The blockbuster deal, which would make Microsoft the third-largest video game publisher in the world, is alleged to have given Microsoft "both the means and motive to harm competition" in the administrative complaint the FTC filed Thursday.

The Federal Trade Commission filed a lawsuit on Thursday to stop Microsoft from purchasing Activision Blizzard for $69 billion, calling it one of the biggest tech purchases in history.

The blockbuster deal, which would make Microsoft the third-largest video game publisher in the world, is alleged to have given Microsoft "both the means and motive to harm competition" in the administrative complaint the FTC filed Thursday. The agency claims this could negatively impact video game prices, game quality, and player experiences on consoles and gaming services.

Brad Smith, the president of Microsoft, said in a statement on Thursday, "We continue to believe that this deal will expand competition and generate more options for gamers and game creators." "We have been committed to addressing competition issues since Day One, and earlier this week we offered the FTC some concessions. Although we favored giving peace a shot, we are fully confident in our position and welcome the chance to argue it in court.

Activision CEO Bobby Kotick stated in an email to staff made available to CNN that while the FTC lawsuit may sound "alarming," he is still optimistic that the purchase will go through. "We believe we'll win this challenge," he said, "and the claim that this arrangement is anti-competitive doesn't correspond with the facts."

The US merger challenge represents Microsoft's worst setback to date because the company actively courted authorities around the world in the hope that they would approve the merger. It also describes the FTC's most serious challenge to the digital sector since it filed a lawsuit in 2020 to dissolve Facebook owner Meta, highlighting the outspoken promises made by US politicians of an aggressive antitrust enforcement strategy.

William Kovacic, a law professor at George Washington University and a former chairman of the Federal Trade Commission, remarked that this was the "boldest effort the Biden administration has made so far to monitor mergers involving Big Tech and to enlarge the arena of merger enforcement." This best represents their determination to become tough on mergers, more so than anything else they have done.

At a time when US antitrust enforcers have purposefully pursued challenging cases to test the law and stay up with technological advancements, the decision might also signal a turning point in how regulators and the courts evaluate proposed acquisitions.

With the proposed agreement, Microsoft would gain ownership over popular video game series like "Call of Duty," "World of Warcraft," and others. According to the FTC, this might give it a significant amount of control over the direction of a large industry.

According to Holly Vedova, head of the FTC's Bureau of Competition, "Today we seek to prevent Microsoft from acquiring control over a premier independent game company and utilizing it to undermine competition in many dynamic and quickly-expanding gaming marketplaces."

The agreement has also been investigated by officials in the UK and the EU for possible anticompetitive behavior. The FTC action, however, represents the first effort by a government agency to outright stop the merger.
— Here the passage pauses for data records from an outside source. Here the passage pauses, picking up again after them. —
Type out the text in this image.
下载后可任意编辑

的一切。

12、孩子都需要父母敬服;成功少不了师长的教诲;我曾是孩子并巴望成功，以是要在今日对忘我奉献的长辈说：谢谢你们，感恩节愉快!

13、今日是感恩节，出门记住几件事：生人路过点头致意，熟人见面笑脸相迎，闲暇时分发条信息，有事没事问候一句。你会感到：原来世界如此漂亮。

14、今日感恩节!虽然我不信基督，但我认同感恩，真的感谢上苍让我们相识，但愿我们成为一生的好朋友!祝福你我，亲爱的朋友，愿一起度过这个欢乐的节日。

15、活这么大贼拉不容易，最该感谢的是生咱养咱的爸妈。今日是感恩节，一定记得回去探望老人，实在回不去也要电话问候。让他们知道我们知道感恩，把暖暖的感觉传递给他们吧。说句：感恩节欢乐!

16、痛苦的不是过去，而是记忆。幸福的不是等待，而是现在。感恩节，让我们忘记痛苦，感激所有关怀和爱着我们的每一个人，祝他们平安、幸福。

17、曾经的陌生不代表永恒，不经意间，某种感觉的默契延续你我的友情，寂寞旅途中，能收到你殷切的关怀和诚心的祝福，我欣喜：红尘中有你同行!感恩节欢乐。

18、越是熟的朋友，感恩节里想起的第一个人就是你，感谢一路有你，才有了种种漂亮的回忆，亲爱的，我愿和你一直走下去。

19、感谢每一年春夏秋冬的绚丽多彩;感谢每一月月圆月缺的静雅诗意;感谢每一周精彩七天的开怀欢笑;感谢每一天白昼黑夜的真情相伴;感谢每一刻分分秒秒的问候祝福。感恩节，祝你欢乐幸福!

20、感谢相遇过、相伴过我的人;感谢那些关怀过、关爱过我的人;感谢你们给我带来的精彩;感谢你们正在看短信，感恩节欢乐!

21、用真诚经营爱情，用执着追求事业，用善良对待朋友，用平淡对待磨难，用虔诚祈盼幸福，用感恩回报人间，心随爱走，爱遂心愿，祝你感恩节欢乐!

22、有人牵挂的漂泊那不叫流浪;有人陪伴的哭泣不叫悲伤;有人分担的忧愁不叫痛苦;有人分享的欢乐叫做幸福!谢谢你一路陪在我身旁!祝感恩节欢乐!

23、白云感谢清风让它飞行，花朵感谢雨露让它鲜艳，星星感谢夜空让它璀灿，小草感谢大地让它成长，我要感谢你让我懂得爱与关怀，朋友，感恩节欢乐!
According to the FTC, Microsoft may attempt to drive players to its own gaming platforms, such as Xbox or Windows, by increasing pricing for the Activision games it owns. According to the FTC, the purchase may also have an impact on the growing market for cloud-based gaming services, an area in which Microsoft is active through its subscription service, Xbox Game Pass.

Microsoft has announced a number of agreements in recent days, seemingly in an effort to dispel accusations that it would restrict game content from competitors. Microsoft announced this week that it has secured a 10-year agreement with Nintendo, guaranteeing the latter's access to Call of Duty for the foreseeable future.
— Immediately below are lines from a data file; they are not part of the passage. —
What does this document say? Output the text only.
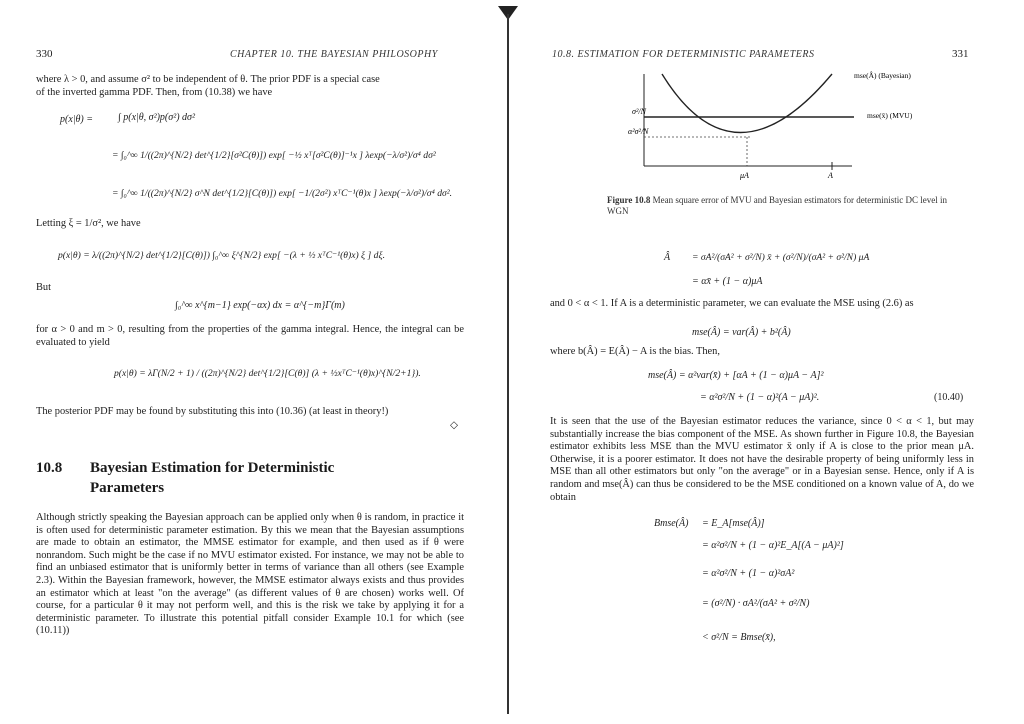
330	CHAPTER 10. THE BAYESIAN PHILOSOPHY
where λ > 0, and assume σ² to be independent of θ. The prior PDF is a special case
of the inverted gamma PDF. Then, from (10.38) we have
p(x|θ) = ∫ p(x|θ, σ²)p(σ²) dσ²
= ∫₀^∞ 1/((2π)^{N/2} det^{1/2}[σ²C(θ)]) exp[ −½ xᵀ[σ²C(θ)]⁻¹x ] λexp(−λ/σ²)/σ⁴ dσ²
= ∫₀^∞ 1/((2π)^{N/2} σ^N det^{1/2}[C(θ)]) exp[ −1/(2σ²) xᵀC⁻¹(θ)x ] λexp(−λ/σ²)/σ⁴ dσ².
Letting ξ = 1/σ², we have
p(x|θ) = λ/((2π)^{N/2} det^{1/2}[C(θ)]) ∫₀^∞ ξ^{N/2} exp[ −(λ + ½ xᵀC⁻¹(θ)x) ξ ] dξ.
But
∫₀^∞ x^{m−1} exp(−αx) dx = α^{−m}Γ(m)
for α > 0 and m > 0, resulting from the properties of the gamma integral. Hence, the integral can be evaluated to yield
p(x|θ) = λΓ(N/2 + 1) / ((2π)^{N/2} det^{1/2}[C(θ)] (λ + ½xᵀC⁻¹(θ)x)^{N/2+1}).
The posterior PDF may be found by substituting this into (10.36) (at least in theory!)
◇
10.8 Bayesian Estimation for Deterministic
Parameters
Although strictly speaking the Bayesian approach can be applied only when θ is random, in practice it is often used for deterministic parameter estimation. By this we mean that the Bayesian assumptions are made to obtain an estimator, the MMSE estimator for example, and then used as if θ were nonrandom. Such might be the case if no MVU estimator existed. For instance, we may not be able to find an unbiased estimator that is uniformly better in terms of variance than all others (see Example 2.3). Within the Bayesian framework, however, the MMSE estimator always exists and thus provides an estimator which at least "on the average" (as different values of θ are chosen) works well. Of course, for a particular θ it may not perform well, and this is the risk we take by applying it for a deterministic parameter. To illustrate this potential pitfall consider Example 10.1 for which (see (10.11))
10.8. ESTIMATION FOR DETERMINISTIC PARAMETERS	331
σ²/N
α²σ²/N
μA	A
mse(Â) (Bayesian)
mse(x̄) (MVU)
Figure 10.8 Mean square error of MVU and Bayesian estimators for deterministic DC level in WGN
Â = σA²/(σA² + σ²/N) x̄ + (σ²/N)/(σA² + σ²/N) μA
= αx̄ + (1 − α)μA
and 0 < α < 1. If A is a deterministic parameter, we can evaluate the MSE using (2.6) as
mse(Â) = var(Â) + b²(Â)
where b(Â) = E(Â) − A is the bias. Then,
mse(Â) = α²var(x̄) + [αA + (1 − α)μA − A]²
= α²σ²/N + (1 − α)²(A − μA)².	(10.40)
It is seen that the use of the Bayesian estimator reduces the variance, since 0 < α < 1, but may substantially increase the bias component of the MSE. As shown further in Figure 10.8, the Bayesian estimator exhibits less MSE than the MVU estimator x̄ only if A is close to the prior mean μA. Otherwise, it is a poorer estimator. It does not have the desirable property of being uniformly less in MSE than all other estimators but only "on the average" or in a Bayesian sense. Hence, only if A is random and mse(Â) can thus be considered to be the MSE conditioned on a known value of A, do we obtain
Bmse(Â) = E_A[mse(Â)]
= α²σ²/N + (1 − α)²E_A[(A − μA)²]
= α²σ²/N + (1 − α)²σA²
= (σ²/N) · σA²/(σA² + σ²/N)
< σ²/N = Bmse(x̄),
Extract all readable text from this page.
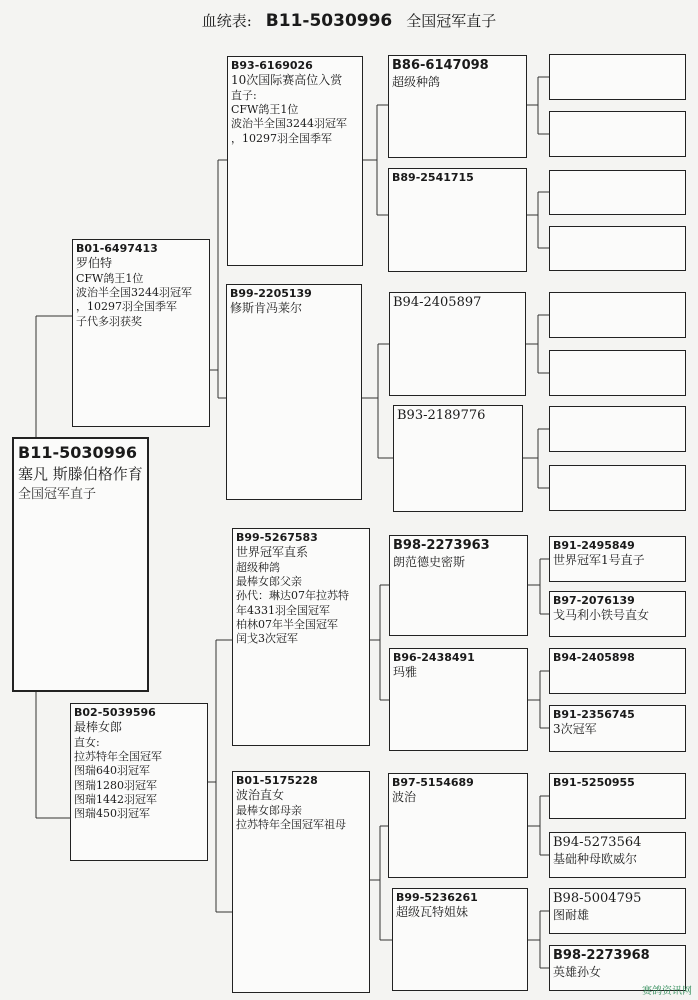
血统表: B11-5030996 全国冠军直子
B11-5030996
塞凡 斯滕伯格作育
全国冠军直子
B01-6497413
罗伯特
CFW鸽王1位
波治半全国3244羽冠军
，10297羽全国季军
子代多羽获奖
B02-5039596
最棒女郎
直女:
拉苏特年全国冠军
图瑞640羽冠军
图瑞1280羽冠军
图瑞1442羽冠军
图瑞450羽冠军
B93-6169026
10次国际赛高位入赏
直子:
CFW鸽王1位
波治半全国3244羽冠军
，10297羽全国季军
B99-2205139
修斯肯冯莱尔
B99-5267583
世界冠军直系
超级种鸽
最棒女郎父亲
孙代：琳达07年拉苏特
年4331羽全国冠军
柏林07年半全国冠军
闰戈3次冠军
B01-5175228
波治直女
最棒女郎母亲
拉苏特年全国冠军祖母
B86-6147098
超级种鸽
B89-2541715
B94-2405897
B93-2189776
B98-2273963
朗范德史密斯
B96-2438491
玛雅
B97-5154689
波治
B99-5236261
超级瓦特姐妹
B91-2495849
世界冠军1号直子
B97-2076139
戈马利小铁号直女
B94-2405898
B91-2356745
3次冠军
B91-5250955
B94-5273564
基础种母欧威尔
B98-5004795
图耐雄
B98-2273968
英雄孙女
赛鸽资讯网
An FTC lawsuit to stop the Activision deal, according to Microsoft's Smith in a Wall Street Journal op-ed published on Monday, would be a "huge mistake," and the acquisition would enable Microsoft to develop new features like the ability for users to play the same game on multiple devices, similar to how they can with streaming TV shows or music.

Microsoft issued an 11-point commitment regarding all of its app markets and its gaming division in February, several months earlier. The list included a commitment not to treat its own published games differently on digital platforms it manages, which would apply to the potential Activision agreement.